30 Indicted in Scheme to Traffic Drugs From Mexico to SoCal, Bringing Hundreds of Pounds of Narcotics

Thirty people have been indicted as part of a drug trafficking scheme that brought hundreds of pounds of drugs from Mexico into Southern California and then into Canada, federal authorities said.

Hundreds of pounds of narcotics seized as part of a federal investigation into drug trafficking are seen in this photo released by the U.S. Department of Justice on Sept. 5, 2019.

Hundreds of pounds of narcotics seized as part of a federal investigation into drug trafficking are seen in this photo released by the U.S. Department of Justice on Sept. 5, 2019.

The indictments unsealed Thursday charge the defendants with narcotics-related crimes such as conspiracies to distribute, import, and export controlled substances. Three of the defendants were arrested in the Los Angeles area and 10 others were taken into custody Thursday in parts of Seattle, Vancouver and Canada, according to the U.S. Attorney’s Office in California.

Just over 944 pounds of cocaine, about 100 pounds of methamphetamine, 100 pounds of MDMA and nearly 20 pounds of heroin were seized in connection with the drug trafficking scheme, federal prosecutors said. About $811,000 in Canadian currency was also seized.

Members of multiple international drug trafficking organizations are named defendants in the case, according to prosecutors, and many come from Serbian, Chinese, Canadian, Mexican and Sudanese organized crime groups.

Prosecutors allege they worked together to bring bulk quantities of heroin, cocaine and meth from Mexico into Southern California, where the drugs would then be sold or exchanged for bulk amounts of ecstasy in cities such as Compton, Ventura, Costa Mesa and Redlands.

Stacks of cash seized as part of federal probe into drug trafficking from Mexico to SoCal is seen in this photo released by the U.S. Department of Justice on Sept. 5, 2019.
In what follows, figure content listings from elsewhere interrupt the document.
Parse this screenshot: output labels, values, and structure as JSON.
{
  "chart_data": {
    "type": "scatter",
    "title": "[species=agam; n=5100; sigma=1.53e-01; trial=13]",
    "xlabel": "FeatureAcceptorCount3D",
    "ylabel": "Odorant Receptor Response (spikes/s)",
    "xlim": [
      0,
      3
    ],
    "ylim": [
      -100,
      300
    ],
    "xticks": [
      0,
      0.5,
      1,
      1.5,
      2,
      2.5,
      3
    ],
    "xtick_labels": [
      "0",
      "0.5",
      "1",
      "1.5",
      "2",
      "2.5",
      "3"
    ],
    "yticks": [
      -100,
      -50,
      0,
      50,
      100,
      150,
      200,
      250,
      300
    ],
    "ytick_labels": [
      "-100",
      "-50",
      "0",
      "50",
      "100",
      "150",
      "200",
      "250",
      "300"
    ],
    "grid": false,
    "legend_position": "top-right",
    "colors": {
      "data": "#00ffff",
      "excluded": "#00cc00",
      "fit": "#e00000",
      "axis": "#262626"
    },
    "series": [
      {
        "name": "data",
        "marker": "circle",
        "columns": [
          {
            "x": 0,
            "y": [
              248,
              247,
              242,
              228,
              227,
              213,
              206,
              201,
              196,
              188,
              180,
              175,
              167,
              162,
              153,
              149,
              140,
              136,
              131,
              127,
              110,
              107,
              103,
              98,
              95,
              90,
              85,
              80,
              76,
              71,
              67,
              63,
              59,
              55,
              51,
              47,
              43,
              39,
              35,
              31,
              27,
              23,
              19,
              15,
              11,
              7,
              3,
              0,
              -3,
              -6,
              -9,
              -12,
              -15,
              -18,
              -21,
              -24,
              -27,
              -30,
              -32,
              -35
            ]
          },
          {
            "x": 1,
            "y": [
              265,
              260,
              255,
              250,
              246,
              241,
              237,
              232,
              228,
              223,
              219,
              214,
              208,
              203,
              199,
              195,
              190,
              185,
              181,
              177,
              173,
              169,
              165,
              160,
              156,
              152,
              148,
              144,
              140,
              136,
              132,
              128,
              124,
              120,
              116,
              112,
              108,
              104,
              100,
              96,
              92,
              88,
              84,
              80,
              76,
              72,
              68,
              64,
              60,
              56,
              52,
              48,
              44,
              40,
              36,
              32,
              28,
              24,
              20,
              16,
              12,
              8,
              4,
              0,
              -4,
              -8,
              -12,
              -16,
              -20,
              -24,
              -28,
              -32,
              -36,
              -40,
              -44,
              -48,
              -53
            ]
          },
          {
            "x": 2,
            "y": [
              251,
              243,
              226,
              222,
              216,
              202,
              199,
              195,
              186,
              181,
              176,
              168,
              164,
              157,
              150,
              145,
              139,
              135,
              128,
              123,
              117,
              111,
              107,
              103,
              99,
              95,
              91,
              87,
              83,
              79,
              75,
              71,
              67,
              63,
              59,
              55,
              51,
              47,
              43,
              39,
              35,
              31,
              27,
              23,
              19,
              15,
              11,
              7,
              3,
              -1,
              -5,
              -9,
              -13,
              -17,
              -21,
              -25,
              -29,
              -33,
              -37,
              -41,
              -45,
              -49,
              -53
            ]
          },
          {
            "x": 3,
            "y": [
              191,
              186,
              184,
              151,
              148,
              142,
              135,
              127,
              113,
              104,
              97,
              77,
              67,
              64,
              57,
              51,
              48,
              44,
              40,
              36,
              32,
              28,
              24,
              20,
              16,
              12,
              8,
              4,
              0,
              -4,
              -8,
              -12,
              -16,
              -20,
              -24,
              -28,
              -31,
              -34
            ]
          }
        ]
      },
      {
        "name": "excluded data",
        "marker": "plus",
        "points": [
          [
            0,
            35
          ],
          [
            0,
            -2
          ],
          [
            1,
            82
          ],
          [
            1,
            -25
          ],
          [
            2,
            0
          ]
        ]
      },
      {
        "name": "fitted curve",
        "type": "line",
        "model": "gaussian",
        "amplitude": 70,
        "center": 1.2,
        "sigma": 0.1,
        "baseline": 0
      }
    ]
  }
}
Stacks of cash seized as part of federal probe into drug trafficking from Mexico to SoCal is seen in this photo released by the U.S. Department of Justice on Sept. 5, 2019.
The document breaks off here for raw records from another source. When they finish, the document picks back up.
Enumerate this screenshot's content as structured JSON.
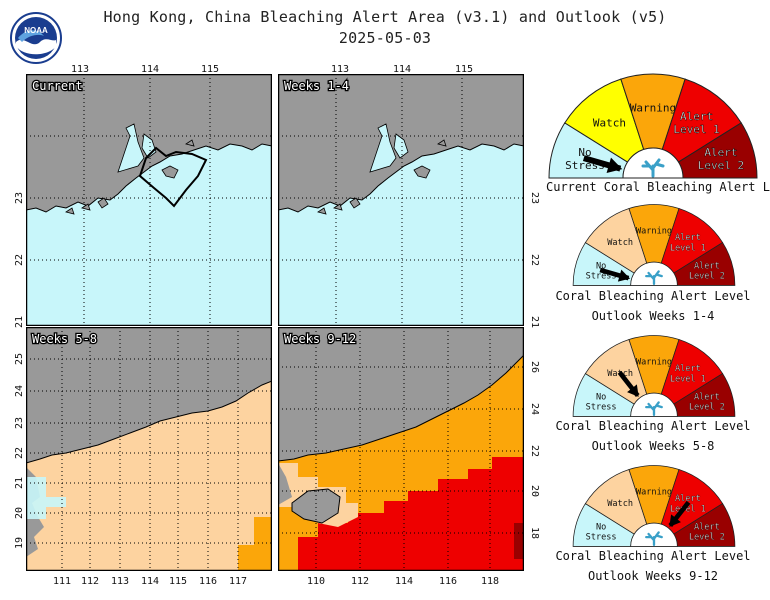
{
  "header": {
    "title": "Hong Kong, China Bleaching Alert Area (v3.1) and Outlook (v5)",
    "date": "2025-05-03",
    "logo_text": "NOAA"
  },
  "colors": {
    "land": "#999999",
    "no_stress": "#c8f6fa",
    "watch": "#ffff00",
    "watch_outlook": "#fdd3a0",
    "warning": "#fba60a",
    "alert1": "#ee0000",
    "alert2": "#990000",
    "coast": "#000000",
    "grid": "#000000"
  },
  "panels": [
    {
      "id": "current",
      "label": "Current",
      "lon_ticks": [
        "113",
        "114",
        "115"
      ],
      "lat_ticks": [
        "23",
        "22",
        "21"
      ],
      "lat_tick_side": "left",
      "lon_tick_side": "top"
    },
    {
      "id": "weeks1-4",
      "label": "Weeks 1-4",
      "lon_ticks": [
        "113",
        "114",
        "115"
      ],
      "lat_ticks": [
        "23",
        "22",
        "21"
      ],
      "lat_tick_side": "right",
      "lon_tick_side": "top"
    },
    {
      "id": "weeks5-8",
      "label": "Weeks 5-8",
      "lon_ticks": [
        "111",
        "112",
        "113",
        "114",
        "115",
        "116",
        "117"
      ],
      "lat_ticks": [
        "25",
        "24",
        "23",
        "22",
        "21",
        "20",
        "19"
      ],
      "lat_tick_side": "left",
      "lon_tick_side": "bottom"
    },
    {
      "id": "weeks9-12",
      "label": "Weeks 9-12",
      "lon_ticks": [
        "110",
        "112",
        "114",
        "116",
        "118"
      ],
      "lat_ticks": [
        "26",
        "24",
        "22",
        "20",
        "18"
      ],
      "lat_tick_side": "right",
      "lon_tick_side": "bottom"
    }
  ],
  "gauges": [
    {
      "caption1": "Current Coral Bleaching Alert Level",
      "caption2": "",
      "level": "No Stress",
      "labels": {
        "no_stress": [
          "No",
          "Stress"
        ],
        "watch": [
          "Watch"
        ],
        "warning": [
          "Warning"
        ],
        "alert1": [
          "Alert",
          "Level 1"
        ],
        "alert2": [
          "Alert",
          "Level 2"
        ]
      },
      "watch_color": "#ffff00"
    },
    {
      "caption1": "Coral Bleaching Alert Level",
      "caption2": "Outlook Weeks 1-4",
      "level": "No Stress",
      "labels": {
        "no_stress": [
          "No",
          "Stress"
        ],
        "watch": [
          "Watch"
        ],
        "warning": [
          "Warning"
        ],
        "alert1": [
          "Alert",
          "Level 1"
        ],
        "alert2": [
          "Alert",
          "Level 2"
        ]
      },
      "watch_color": "#fdd3a0"
    },
    {
      "caption1": "Coral Bleaching Alert Level",
      "caption2": "Outlook Weeks 5-8",
      "level": "Watch",
      "labels": {
        "no_stress": [
          "No",
          "Stress"
        ],
        "watch": [
          "Watch"
        ],
        "warning": [
          "Warning"
        ],
        "alert1": [
          "Alert",
          "Level 1"
        ],
        "alert2": [
          "Alert",
          "Level 2"
        ]
      },
      "watch_color": "#fdd3a0"
    },
    {
      "caption1": "Coral Bleaching Alert Level",
      "caption2": "Outlook Weeks 9-12",
      "level": "Alert Level 1",
      "labels": {
        "no_stress": [
          "No",
          "Stress"
        ],
        "watch": [
          "Watch"
        ],
        "warning": [
          "Warning"
        ],
        "alert1": [
          "Alert",
          "Level 1"
        ],
        "alert2": [
          "Alert",
          "Level 2"
        ]
      },
      "watch_color": "#fdd3a0"
    }
  ]
}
Other times, prosecutors said, the drugs were then brought into Canada. Some defendants are accused of transporting them from Southern California to Australia.

The defendants allegedly used cell phones equipped with military-grade encryption to hide their communications. Federal prosecutors said those phone are primarily manufactured by Canadian companies that remove most of their functionality — leaving only an encrypted email system.

Those arrested Thursday were expected to appear in U.S. District Court in downtown L.A.

They could face a statutory maximum sentence of life in federal prison and a mandatory minimum sentence of 10 years in federal prison if convicted of all charges.